Description
A cocktail version of the famous South African Indian Bunny Chows.
Ingredients
Scale
- 8 buns
- 1 cup chickpeas, washed & boiled
- 2 tomatoes, chopped
- 1 onion, sliced lengthwise
- 1 green chili, sliced lengthwise
- 3 cloves of garlic, crushed
- 1 tsp ginger, chopped
- 1 potato, boiled and diced
- 1 green pepper, cut in squares
- tsp cumin seeds
- tsp turmeric powder
- 2 tsp dry coriander powder
- 1 tsp garam masala or South African mixed red curry masala
- 1 tsp amchoor (dry mango powder)
- 1 tsp red chili powder (or to taste)
- 2 tbsp olive oil
- Salt to taste
Instructions
- Heat oil in a pan. Add green chili, cumin seeds, ginger, garlic and onions and sauté on medium flame till the onions turn brown.
- Add the tomatoes and all the dry spices. Cover on medium flame and cook till tomatoes turn tender.

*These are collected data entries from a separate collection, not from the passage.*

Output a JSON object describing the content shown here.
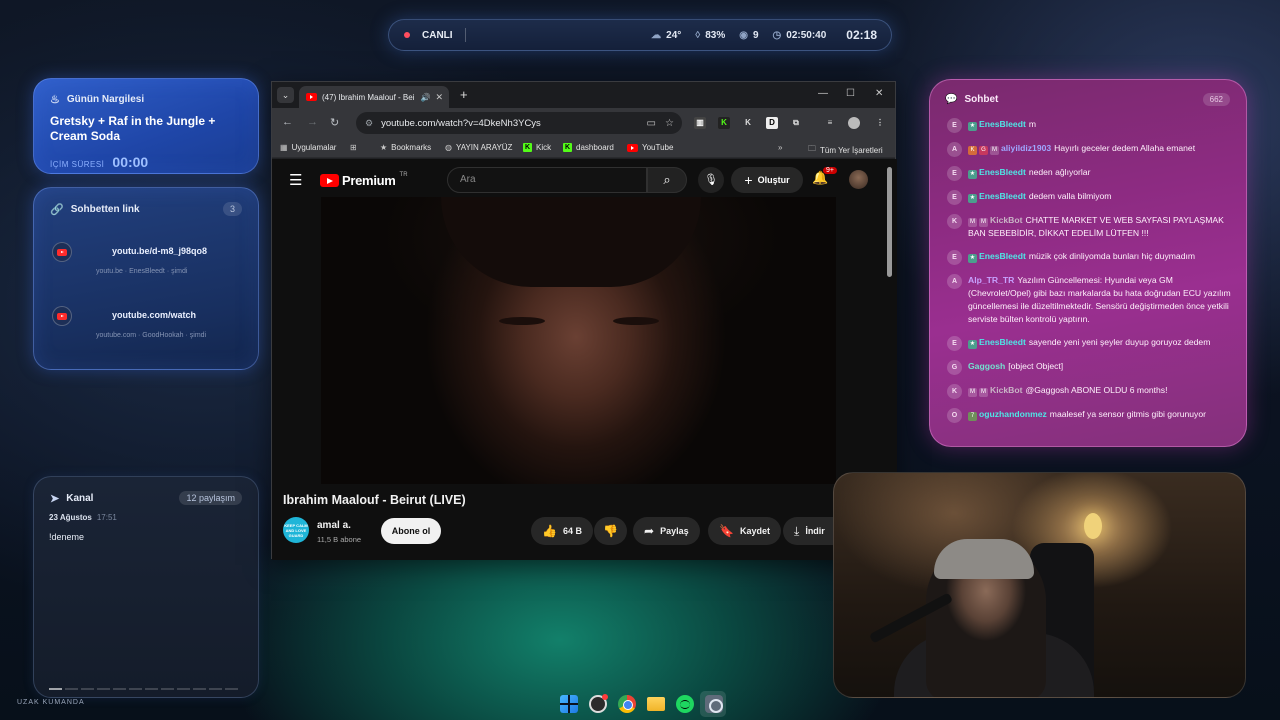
{
  "topbar": {
    "live_label": "CANLI",
    "temperature": "24°",
    "humidity": "83%",
    "viewers": "9",
    "uptime": "02:50:40",
    "clock": "02:18"
  },
  "nargile_card": {
    "heading": "Günün Nargilesi",
    "flavor": "Gretsky + Raf in the Jungle + Cream Soda",
    "timer_label": "İÇİM SÜRESİ",
    "timer_value": "00:00"
  },
  "link_card": {
    "heading": "Sohbetten link",
    "count": "3",
    "links": [
      {
        "url": "youtu.be/d-m8_j98qo8",
        "meta": "youtu.be · EnesBleedt · şimdi"
      },
      {
        "url": "youtube.com/watch",
        "meta": "youtube.com · GoodHookah · şimdi"
      }
    ]
  },
  "kanal_card": {
    "heading": "Kanal",
    "share_count": "12 paylaşım",
    "date": "23 Ağustos",
    "time": "17:51",
    "message": "!deneme"
  },
  "footer_label": "UZAK KUMANDA",
  "browser": {
    "tab_title": "(47) Ibrahim Maalouf - Beiru",
    "url": "youtube.com/watch?v=4DkeNh3YCys",
    "bookmarks": [
      {
        "label": "Uygulamalar",
        "icon": "grid-icon"
      },
      {
        "label": "Bookmarks",
        "icon": "star-icon"
      },
      {
        "label": "YAYIN ARAYÜZ",
        "icon": "globe-icon"
      },
      {
        "label": "Kick",
        "icon": "kick-icon"
      },
      {
        "label": "dashboard",
        "icon": "kick-icon"
      },
      {
        "label": "YouTube",
        "icon": "youtube-icon"
      }
    ],
    "all_bookmarks": "Tüm Yer İşaretleri"
  },
  "youtube": {
    "logo_text": "Premium",
    "logo_region": "TR",
    "search_placeholder": "Ara",
    "create_label": "Oluştur",
    "notif_badge": "9+",
    "video_title": "Ibrahim Maalouf - Beirut (LIVE)",
    "channel_name": "amal a.",
    "channel_subs": "11,5 B abone",
    "subscribe_label": "Abone ol",
    "like_count": "64 B",
    "share_label": "Paylaş",
    "save_label": "Kaydet",
    "download_label": "İndir",
    "channel_avatar_text": "KEEP CALM AND LOVE GUARD"
  },
  "chat": {
    "heading": "Sohbet",
    "count": "662",
    "messages": [
      {
        "initial": "E",
        "badges": [
          "star"
        ],
        "user": "EnesBleedt",
        "color": "cyan",
        "text": "m"
      },
      {
        "initial": "A",
        "badges": [
          "k",
          "g",
          "m"
        ],
        "user": "aliyildiz1903",
        "color": "blue",
        "text": "Hayırlı geceler dedem Allaha emanet"
      },
      {
        "initial": "E",
        "badges": [
          "star"
        ],
        "user": "EnesBleedt",
        "color": "cyan",
        "text": "neden ağlıyorlar"
      },
      {
        "initial": "E",
        "badges": [
          "star"
        ],
        "user": "EnesBleedt",
        "color": "cyan",
        "text": "dedem valla bilmiyom"
      },
      {
        "initial": "K",
        "badges": [
          "m",
          "m"
        ],
        "user": "KickBot",
        "color": "grey",
        "text": "CHATTE MARKET VE WEB SAYFASI PAYLAŞMAK BAN SEBEBİDİR, DİKKAT EDELİM LÜTFEN !!!"
      },
      {
        "initial": "E",
        "badges": [
          "star"
        ],
        "user": "EnesBleedt",
        "color": "cyan",
        "text": "müzik çok dinliyomda bunları hiç duymadım"
      },
      {
        "initial": "A",
        "badges": [],
        "user": "Alp_TR_TR",
        "color": "lilac",
        "text": "Yazılım Güncellemesi: Hyundai veya GM (Chevrolet/Opel) gibi bazı markalarda bu hata doğrudan ECU yazılım güncellemesi ile düzeltilmektedir. Sensörü değiştirmeden önce yetkili serviste bülten kontrolü yaptırın."
      },
      {
        "initial": "E",
        "badges": [
          "star"
        ],
        "user": "EnesBleedt",
        "color": "cyan",
        "text": "sayende yeni yeni şeyler duyup goruyoz dedem"
      },
      {
        "initial": "G",
        "badges": [],
        "user": "Gaggosh",
        "color": "teal",
        "text": "[object Object]"
      },
      {
        "initial": "K",
        "badges": [
          "m",
          "m"
        ],
        "user": "KickBot",
        "color": "grey",
        "text": "@Gaggosh ABONE OLDU 6 months!"
      },
      {
        "initial": "O",
        "badges": [
          "7"
        ],
        "user": "oguzhandonmez",
        "color": "cyan",
        "text": "maalesef ya sensor gitmis gibi gorunuyor"
      }
    ]
  }
}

- Stir in the chickpeas, green pepper and potato and add ½ cup water (if too dry). Cover and simmer on medium flame for 8-10 minutes. Open cover, and sauté on high heat for 2 minutes. Garnish with coriander and keep aside.
- Cut the top of each bun and scoop out the centers (it will become hollow and form something like a bread bowl)
- Add 2-3 tablespoons of chickpeas into the bread bowl. Serve immediately. Finger licking goodness guaranteed!